Encoding format affects both serialization time and the volume of data transferred. A 10M-element float64 array is ~76MB as raw binary, ~100MB as base64, and ~230-760MB as JSON. If I/O is slow, data transfer dominates over serialization, and choosing a compact format is the most effective optimization.

In short: use **base64** (default) for HTTP transport, **binref** for large arrays or disk-based pipelines, and **json** only when you need human-readable output. See {doc}`/content/using-tesseracts/array-encodings` for format details and usage examples.

### 2. Batch small operations

If you have many small operations, batch them into a single request:

```python
# ❌ Avoid: Many small calls
for item in items:
    result = tesseract.apply({"data": item})

# ✅ Prefer: Batch into one call
results = tesseract.apply({"data": np.stack(items)})
```

Note that your Tesseract's `apply` function must be written to accept batched inputs (e.g., arrays with a leading batch axis) for this to work.
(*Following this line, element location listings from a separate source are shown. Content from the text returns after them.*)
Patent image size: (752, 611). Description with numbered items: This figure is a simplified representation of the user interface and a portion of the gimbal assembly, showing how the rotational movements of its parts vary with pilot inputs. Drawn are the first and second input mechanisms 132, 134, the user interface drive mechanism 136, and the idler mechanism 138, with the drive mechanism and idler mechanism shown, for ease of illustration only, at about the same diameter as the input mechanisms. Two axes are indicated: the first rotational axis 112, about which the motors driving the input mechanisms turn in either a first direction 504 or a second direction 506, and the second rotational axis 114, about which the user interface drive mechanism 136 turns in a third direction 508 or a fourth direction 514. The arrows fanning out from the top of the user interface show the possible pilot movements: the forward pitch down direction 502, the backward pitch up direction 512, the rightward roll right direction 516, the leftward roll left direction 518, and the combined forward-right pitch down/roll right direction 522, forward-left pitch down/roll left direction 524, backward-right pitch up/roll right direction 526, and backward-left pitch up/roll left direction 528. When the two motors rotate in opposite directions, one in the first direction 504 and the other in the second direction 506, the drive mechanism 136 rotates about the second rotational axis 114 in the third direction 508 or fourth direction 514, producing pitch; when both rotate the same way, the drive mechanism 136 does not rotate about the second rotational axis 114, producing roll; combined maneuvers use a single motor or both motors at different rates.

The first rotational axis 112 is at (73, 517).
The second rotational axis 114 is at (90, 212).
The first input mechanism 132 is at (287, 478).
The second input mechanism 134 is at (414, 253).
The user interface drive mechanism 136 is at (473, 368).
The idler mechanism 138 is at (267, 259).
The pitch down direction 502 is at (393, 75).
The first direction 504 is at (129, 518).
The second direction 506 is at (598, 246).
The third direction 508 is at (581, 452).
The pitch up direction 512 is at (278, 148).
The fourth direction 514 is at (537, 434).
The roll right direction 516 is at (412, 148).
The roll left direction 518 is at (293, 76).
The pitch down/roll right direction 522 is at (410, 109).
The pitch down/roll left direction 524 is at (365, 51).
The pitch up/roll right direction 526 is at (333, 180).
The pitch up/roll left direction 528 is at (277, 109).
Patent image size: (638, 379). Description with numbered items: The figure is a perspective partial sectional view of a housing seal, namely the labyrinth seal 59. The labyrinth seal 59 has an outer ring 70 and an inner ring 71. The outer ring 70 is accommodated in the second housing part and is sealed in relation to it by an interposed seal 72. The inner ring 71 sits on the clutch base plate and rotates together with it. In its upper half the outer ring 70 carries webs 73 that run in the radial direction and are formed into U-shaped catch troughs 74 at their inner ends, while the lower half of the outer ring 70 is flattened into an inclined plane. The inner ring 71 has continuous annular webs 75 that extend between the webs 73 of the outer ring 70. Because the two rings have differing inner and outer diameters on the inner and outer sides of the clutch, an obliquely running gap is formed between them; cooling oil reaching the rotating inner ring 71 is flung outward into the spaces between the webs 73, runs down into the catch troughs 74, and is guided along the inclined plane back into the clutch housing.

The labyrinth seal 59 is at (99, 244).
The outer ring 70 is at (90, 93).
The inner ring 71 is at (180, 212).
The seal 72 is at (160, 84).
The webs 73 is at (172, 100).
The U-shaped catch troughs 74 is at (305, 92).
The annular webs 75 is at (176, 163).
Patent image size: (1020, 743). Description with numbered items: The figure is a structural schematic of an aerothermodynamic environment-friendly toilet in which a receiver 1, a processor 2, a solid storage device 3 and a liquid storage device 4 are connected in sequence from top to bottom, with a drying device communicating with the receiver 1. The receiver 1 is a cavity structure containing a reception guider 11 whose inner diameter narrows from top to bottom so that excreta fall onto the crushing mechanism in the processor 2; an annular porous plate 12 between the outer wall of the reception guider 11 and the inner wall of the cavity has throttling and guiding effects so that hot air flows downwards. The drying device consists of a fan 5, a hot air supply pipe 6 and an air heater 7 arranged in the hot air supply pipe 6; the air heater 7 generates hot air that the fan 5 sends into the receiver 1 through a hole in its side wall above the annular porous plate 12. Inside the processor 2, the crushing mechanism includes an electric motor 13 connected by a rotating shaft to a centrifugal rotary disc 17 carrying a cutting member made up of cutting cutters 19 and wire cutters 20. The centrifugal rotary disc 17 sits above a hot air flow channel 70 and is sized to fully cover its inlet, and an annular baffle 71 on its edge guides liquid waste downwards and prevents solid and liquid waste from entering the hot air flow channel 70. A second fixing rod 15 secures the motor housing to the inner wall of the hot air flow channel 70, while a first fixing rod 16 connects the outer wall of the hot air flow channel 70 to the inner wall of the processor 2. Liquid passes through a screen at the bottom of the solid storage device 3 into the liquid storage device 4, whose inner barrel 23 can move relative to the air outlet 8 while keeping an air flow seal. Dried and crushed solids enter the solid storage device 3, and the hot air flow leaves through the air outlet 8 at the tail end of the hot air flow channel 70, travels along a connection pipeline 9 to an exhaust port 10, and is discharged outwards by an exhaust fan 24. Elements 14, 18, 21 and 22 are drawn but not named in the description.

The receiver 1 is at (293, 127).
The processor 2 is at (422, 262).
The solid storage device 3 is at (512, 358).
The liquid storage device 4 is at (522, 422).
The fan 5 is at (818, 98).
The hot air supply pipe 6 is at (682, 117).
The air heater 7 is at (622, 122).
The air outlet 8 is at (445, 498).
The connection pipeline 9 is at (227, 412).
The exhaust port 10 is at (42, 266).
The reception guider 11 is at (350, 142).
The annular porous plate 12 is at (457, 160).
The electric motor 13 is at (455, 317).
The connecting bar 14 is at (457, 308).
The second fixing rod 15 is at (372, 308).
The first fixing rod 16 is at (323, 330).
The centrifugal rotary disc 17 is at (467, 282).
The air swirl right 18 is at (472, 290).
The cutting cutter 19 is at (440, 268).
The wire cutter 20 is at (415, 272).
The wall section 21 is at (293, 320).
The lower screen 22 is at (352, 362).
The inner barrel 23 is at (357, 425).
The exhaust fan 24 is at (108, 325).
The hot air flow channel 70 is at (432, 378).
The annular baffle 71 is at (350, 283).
### 3. Reuse Tesseract instances

Container startup is expensive. Reuse instances across calls:

```python
# Good - reuse the context
with Tesseract.from_image("my-tesseract") as tesseract:
    for batch in batches:
        result = tesseract.apply(batch)

# Bad - new container per call
for batch in batches:
    with Tesseract.from_image("my-tesseract") as tesseract:
        result = tesseract.apply(batch)
```

If you're running a script multiple times against the same Tesseract, consider keeping a container running and connecting via `Tesseract.from_url()`:

```python
# Start once: tesseract serve my-tesseract
tesseract = Tesseract.from_url("http://localhost:8100")
result = tesseract.apply(inputs)
```

### 4. Profile to find bottlenecks

Enable profiling to see where time is spent:

```bash
# Via CLI
tesseract run myimage apply '{"inputs": {...}}' --profiling
```

Or via the Python SDK:

```python
tess = Tesseract.from_tesseract_api(
    "/path/to/tesseract_api.py",
    runtime_config={"profiling": True}
)
```

See {ref}`profiling` in the debugging guide for more usage examples and how to interpret the output.